Differences between fixed and adjustable rate loans
A fixed-rate loan features the same payment amount for the entire duration of the mortgage. Your property taxes may go up (or rarely, down), and your insurance rates might vary as well. But generally payment amounts on your fixed-rate mortgage will increase very little.
Your first few years of payments on a fixed-rate loan are applied mostly to pay interest. That gradually reverses as the loan ages.
You might choose a fixed-rate loan to lock in a low interest rate. Borrowers select these types of loans because interest rates are low and they wish to lock in the lower rate. If you have an Adjustable Rate Mortgage (ARM) now, refinancing with a fixed-rate loan can offer greater monthly payment stability. If you have an Adjustable Rate Mortgage (ARM) now, we can assist you in locking a fixed-rate at a good rate. Call 1st Credential Mortgage Inc at (281) 778-0805 for details.

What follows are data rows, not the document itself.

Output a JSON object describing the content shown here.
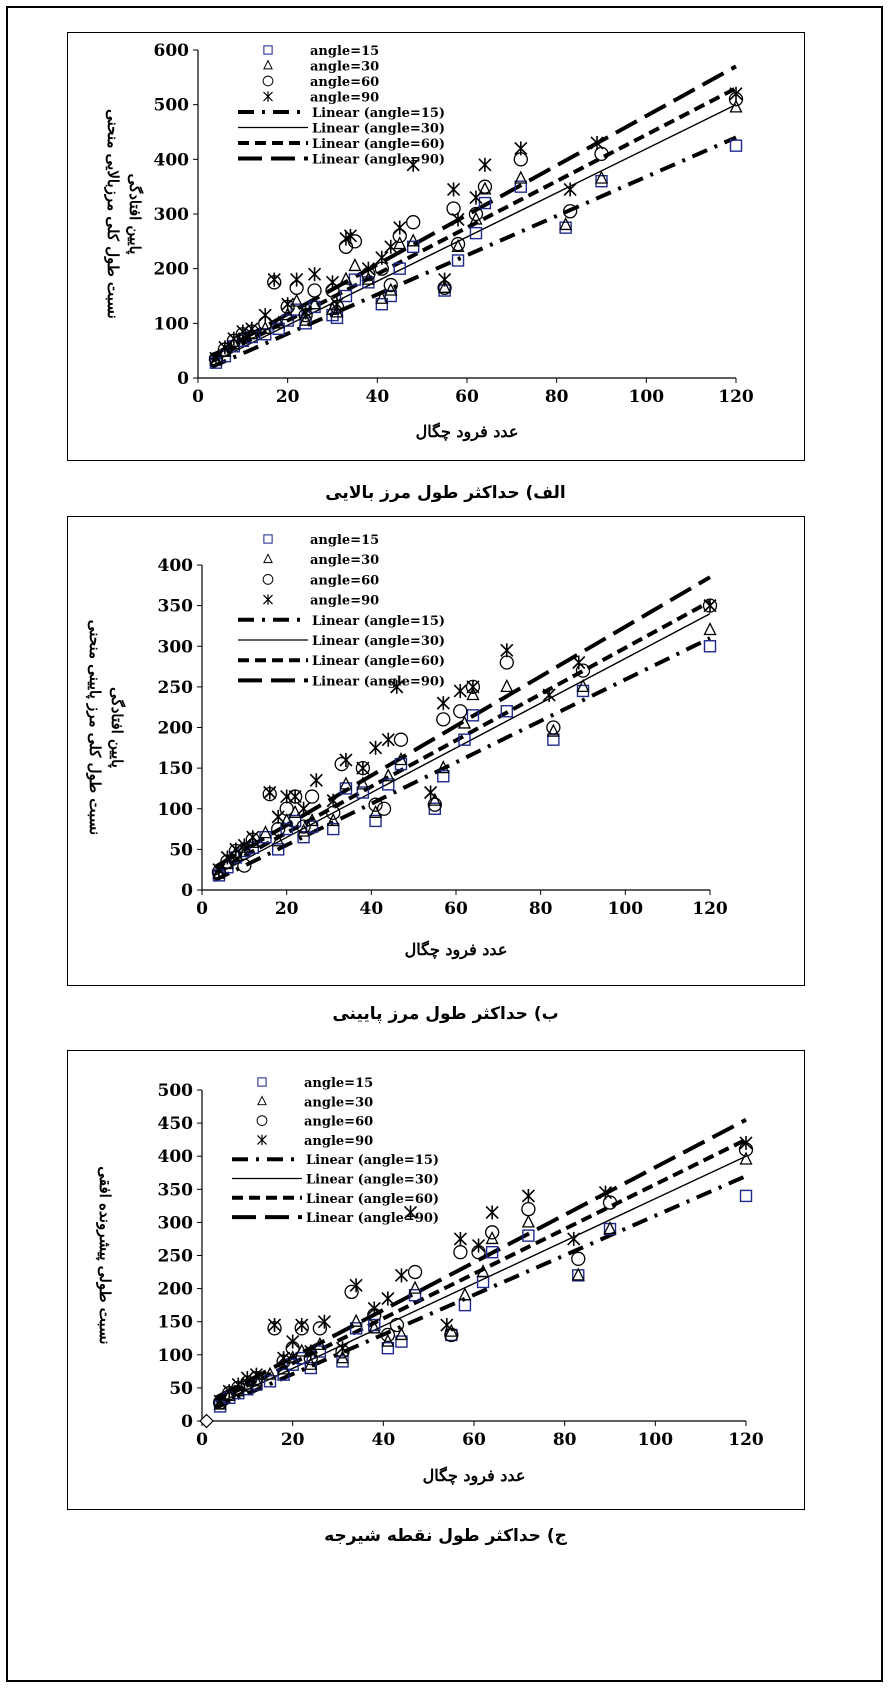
{
  "colors": {
    "square": "#1f2a8c",
    "ink": "#000000"
  },
  "charts": [
    {
      "caption": "الف) حداکثر طول مرز بالایی",
      "chart_data": {
        "type": "scatter",
        "xlabel": "عدد فرود چگال",
        "ylabel": [
          "نسبت طول کلی مرزبالایی منحنی",
          "پایین افتادگی"
        ],
        "xlim": [
          0,
          120
        ],
        "xticks": [
          0,
          20,
          40,
          60,
          80,
          100,
          120
        ],
        "ylim": [
          0,
          600
        ],
        "yticks": [
          0,
          100,
          200,
          300,
          400,
          500,
          600
        ],
        "legend": [
          "angle=15",
          "angle=30",
          "angle=60",
          "angle=90",
          "Linear (angle=15)",
          "Linear (angle=30)",
          "Linear (angle=60)",
          "Linear (angle=90)"
        ],
        "series": [
          {
            "name": "angle=15",
            "marker": "square",
            "x": [
              4,
              6,
              8,
              10,
              12,
              15,
              18,
              20,
              22,
              24,
              26,
              30,
              31,
              33,
              35,
              38,
              41,
              43,
              45,
              48,
              55,
              58,
              62,
              64,
              72,
              82,
              90,
              120
            ],
            "y": [
              28,
              40,
              58,
              68,
              75,
              80,
              90,
              105,
              125,
              100,
              130,
              115,
              110,
              150,
              180,
              175,
              135,
              150,
              200,
              240,
              160,
              215,
              265,
              320,
              350,
              275,
              360,
              425
            ]
          },
          {
            "name": "angle=30",
            "marker": "triangle",
            "x": [
              4,
              6,
              8,
              10,
              12,
              15,
              18,
              20,
              22,
              24,
              26,
              30,
              31,
              33,
              35,
              38,
              41,
              43,
              45,
              48,
              55,
              58,
              62,
              64,
              72,
              82,
              90,
              120
            ],
            "y": [
              32,
              48,
              62,
              75,
              80,
              90,
              100,
              115,
              140,
              105,
              135,
              125,
              120,
              180,
              205,
              180,
              145,
              160,
              245,
              250,
              165,
              240,
              290,
              345,
              365,
              280,
              365,
              495
            ]
          },
          {
            "name": "angle=60",
            "marker": "circle",
            "x": [
              4,
              6,
              8,
              10,
              12,
              15,
              17,
              20,
              22,
              24,
              26,
              30,
              31,
              33,
              35,
              38,
              41,
              43,
              45,
              48,
              55,
              57,
              58,
              62,
              64,
              72,
              83,
              90,
              120
            ],
            "y": [
              35,
              52,
              68,
              80,
              85,
              100,
              175,
              130,
              165,
              115,
              160,
              160,
              130,
              240,
              250,
              190,
              200,
              170,
              260,
              285,
              165,
              310,
              245,
              300,
              350,
              400,
              305,
              410,
              510
            ]
          },
          {
            "name": "angle=90",
            "marker": "star",
            "x": [
              4,
              6,
              8,
              10,
              12,
              15,
              17,
              20,
              22,
              24,
              26,
              30,
              31,
              33,
              34,
              38,
              41,
              43,
              45,
              48,
              55,
              57,
              58,
              62,
              64,
              72,
              83,
              89,
              120
            ],
            "y": [
              36,
              56,
              72,
              85,
              90,
              115,
              180,
              135,
              180,
              120,
              190,
              175,
              135,
              255,
              260,
              200,
              220,
              240,
              275,
              390,
              180,
              345,
              290,
              330,
              390,
              420,
              345,
              430,
              520
            ]
          }
        ],
        "trendlines": [
          {
            "name": "Linear (angle=15)",
            "style": "dashdot",
            "x": [
              3,
              120
            ],
            "y": [
              20,
              440
            ]
          },
          {
            "name": "Linear (angle=30)",
            "style": "solid",
            "x": [
              3,
              120
            ],
            "y": [
              28,
              500
            ]
          },
          {
            "name": "Linear (angle=60)",
            "style": "dash",
            "x": [
              3,
              120
            ],
            "y": [
              33,
              530
            ]
          },
          {
            "name": "Linear (angle=90)",
            "style": "longdash",
            "x": [
              3,
              120
            ],
            "y": [
              40,
              570
            ]
          }
        ]
      }
    },
    {
      "caption": "ب) حداکثر طول مرز پایینی",
      "chart_data": {
        "type": "scatter",
        "xlabel": "عدد فرود چگال",
        "ylabel": [
          "نسبت طول کلی مرز پایینی منحنی",
          "پایین افتادگی"
        ],
        "xlim": [
          0,
          120
        ],
        "xticks": [
          0,
          20,
          40,
          60,
          80,
          100,
          120
        ],
        "ylim": [
          0,
          400
        ],
        "yticks": [
          0,
          50,
          100,
          150,
          200,
          250,
          300,
          350,
          400
        ],
        "legend": [
          "angle=15",
          "angle=30",
          "angle=60",
          "angle=90",
          "Linear (angle=15)",
          "Linear (angle=30)",
          "Linear (angle=60)",
          "Linear (angle=90)"
        ],
        "series": [
          {
            "name": "angle=15",
            "marker": "square",
            "x": [
              4,
              6,
              8,
              10,
              12,
              15,
              18,
              20,
              22,
              24,
              26,
              31,
              34,
              38,
              41,
              44,
              47,
              55,
              57,
              62,
              64,
              72,
              83,
              90,
              120
            ],
            "y": [
              18,
              28,
              40,
              48,
              52,
              65,
              50,
              75,
              85,
              65,
              78,
              75,
              125,
              120,
              85,
              130,
              155,
              100,
              140,
              185,
              215,
              220,
              185,
              245,
              300
            ]
          },
          {
            "name": "angle=30",
            "marker": "triangle",
            "x": [
              4,
              6,
              8,
              10,
              12,
              15,
              18,
              20,
              22,
              24,
              26,
              31,
              34,
              38,
              41,
              44,
              47,
              55,
              57,
              62,
              64,
              72,
              83,
              90,
              120
            ],
            "y": [
              20,
              32,
              45,
              52,
              58,
              70,
              60,
              85,
              95,
              72,
              85,
              85,
              130,
              130,
              95,
              140,
              160,
              110,
              150,
              205,
              240,
              250,
              195,
              250,
              320
            ]
          },
          {
            "name": "angle=60",
            "marker": "circle",
            "x": [
              4,
              6,
              8,
              10,
              12,
              16,
              18,
              20,
              22,
              24,
              26,
              31,
              33,
              38,
              41,
              43,
              47,
              55,
              57,
              61,
              64,
              72,
              83,
              90,
              120
            ],
            "y": [
              22,
              35,
              48,
              30,
              62,
              118,
              75,
              100,
              115,
              78,
              115,
              95,
              155,
              150,
              105,
              100,
              185,
              105,
              210,
              220,
              250,
              280,
              200,
              270,
              350
            ]
          },
          {
            "name": "angle=90",
            "marker": "star",
            "x": [
              4,
              6,
              8,
              10,
              12,
              16,
              18,
              20,
              22,
              24,
              27,
              31,
              34,
              38,
              41,
              44,
              46,
              54,
              57,
              61,
              64,
              72,
              82,
              89,
              120
            ],
            "y": [
              25,
              40,
              50,
              55,
              65,
              120,
              90,
              115,
              115,
              100,
              135,
              110,
              160,
              150,
              175,
              185,
              250,
              120,
              230,
              245,
              250,
              295,
              240,
              280,
              350
            ]
          }
        ],
        "trendlines": [
          {
            "name": "Linear (angle=15)",
            "style": "dashdot",
            "x": [
              3,
              120
            ],
            "y": [
              12,
              310
            ]
          },
          {
            "name": "Linear (angle=30)",
            "style": "solid",
            "x": [
              3,
              120
            ],
            "y": [
              18,
              340
            ]
          },
          {
            "name": "Linear (angle=60)",
            "style": "dash",
            "x": [
              3,
              120
            ],
            "y": [
              22,
              355
            ]
          },
          {
            "name": "Linear (angle=90)",
            "style": "longdash",
            "x": [
              3,
              120
            ],
            "y": [
              28,
              385
            ]
          }
        ]
      }
    },
    {
      "caption": "ج) حداکثر طول نقطه شیرجه",
      "chart_data": {
        "type": "scatter",
        "xlabel": "عدد فرود چگال",
        "ylabel": [
          "نسبت طولی پیشرونده افقی"
        ],
        "xlim": [
          0,
          120
        ],
        "xticks": [
          0,
          20,
          40,
          60,
          80,
          100,
          120
        ],
        "ylim": [
          0,
          500
        ],
        "yticks": [
          0,
          50,
          100,
          150,
          200,
          250,
          300,
          350,
          400,
          450,
          500
        ],
        "legend": [
          "angle=15",
          "angle=30",
          "angle=60",
          "angle=90",
          "Linear (angle=15)",
          "Linear (angle=30)",
          "Linear (angle=60)",
          "Linear (angle=90)"
        ],
        "series": [
          {
            "name": "angle=15",
            "marker": "square",
            "x": [
              4,
              6,
              8,
              10,
              12,
              15,
              18,
              20,
              22,
              24,
              26,
              31,
              34,
              38,
              41,
              44,
              47,
              55,
              58,
              62,
              64,
              72,
              83,
              90,
              120
            ],
            "y": [
              22,
              35,
              42,
              48,
              55,
              60,
              70,
              85,
              95,
              80,
              105,
              90,
              140,
              145,
              110,
              120,
              190,
              130,
              175,
              210,
              255,
              280,
              220,
              290,
              340
            ]
          },
          {
            "name": "angle=30",
            "marker": "triangle",
            "x": [
              4,
              6,
              8,
              10,
              12,
              15,
              18,
              20,
              22,
              24,
              26,
              31,
              34,
              38,
              41,
              44,
              47,
              55,
              58,
              62,
              64,
              72,
              83,
              90,
              120
            ],
            "y": [
              25,
              38,
              45,
              52,
              60,
              70,
              78,
              95,
              105,
              85,
              115,
              95,
              150,
              140,
              120,
              130,
              200,
              135,
              190,
              225,
              275,
              300,
              220,
              290,
              395
            ]
          },
          {
            "name": "angle=60",
            "marker": "circle",
            "x": [
              4,
              6,
              8,
              10,
              12,
              16,
              18,
              20,
              22,
              24,
              26,
              31,
              33,
              38,
              41,
              43,
              47,
              55,
              57,
              61,
              64,
              72,
              83,
              90,
              120
            ],
            "y": [
              28,
              42,
              50,
              58,
              65,
              140,
              90,
              110,
              140,
              95,
              140,
              105,
              195,
              160,
              130,
              145,
              225,
              130,
              255,
              255,
              285,
              320,
              245,
              330,
              410
            ]
          },
          {
            "name": "angle=90",
            "marker": "star",
            "x": [
              4,
              6,
              8,
              10,
              12,
              16,
              18,
              20,
              22,
              24,
              27,
              31,
              34,
              38,
              41,
              44,
              46,
              54,
              57,
              61,
              64,
              72,
              82,
              89,
              120
            ],
            "y": [
              30,
              45,
              55,
              65,
              70,
              145,
              95,
              120,
              145,
              105,
              150,
              110,
              205,
              170,
              185,
              220,
              315,
              145,
              275,
              265,
              315,
              340,
              275,
              345,
              420
            ]
          }
        ],
        "trendlines": [
          {
            "name": "Linear (angle=15)",
            "style": "dashdot",
            "x": [
              3,
              120
            ],
            "y": [
              20,
              370
            ]
          },
          {
            "name": "Linear (angle=30)",
            "style": "solid",
            "x": [
              3,
              120
            ],
            "y": [
              25,
              400
            ]
          },
          {
            "name": "Linear (angle=60)",
            "style": "dash",
            "x": [
              3,
              120
            ],
            "y": [
              30,
              425
            ]
          },
          {
            "name": "Linear (angle=90)",
            "style": "longdash",
            "x": [
              3,
              120
            ],
            "y": [
              35,
              455
            ]
          }
        ],
        "extra_points": [
          {
            "marker": "diamond",
            "x": 1,
            "y": 0
          }
        ]
      }
    }
  ]
}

There are many different types of Adjustable Rate Mortgages. ARMs usually adjust twice a year, based on various indexes.
Most programs have a "cap" that protects borrowers from sudden monthly payment increases. Some ARMs can't adjust more than two percent per year, regardless of the underlying interest rate. Your loan may have a "payment cap" that instead of capping the interest directly, caps the amount your monthly payment can go up in a given period. In addition, almost all ARM programs have a "lifetime cap" — this cap means that your interest rate can't ever go over the capped amount.
ARMs usually start out at a very low rate that usually increases as the loan ages. You may have heard about "3/1 ARMs" or "5/1 ARMs". In these loans, the introductory rate is fixed for three or five years. It then adjusts every year. These loans are fixed for 3 or 5 years, then they adjust after the initial period. Loans like this are often best for people who anticipate moving within three or five years. These types of adjustable rate programs benefit people who will move before the loan adjusts.
You might choose an ARM to get a lower introductory rate and count on moving, refinancing or simply absorbing the higher rate after the initial rate goes up. ARMs can be risky when property values go down and borrowers cannot sell or refinance.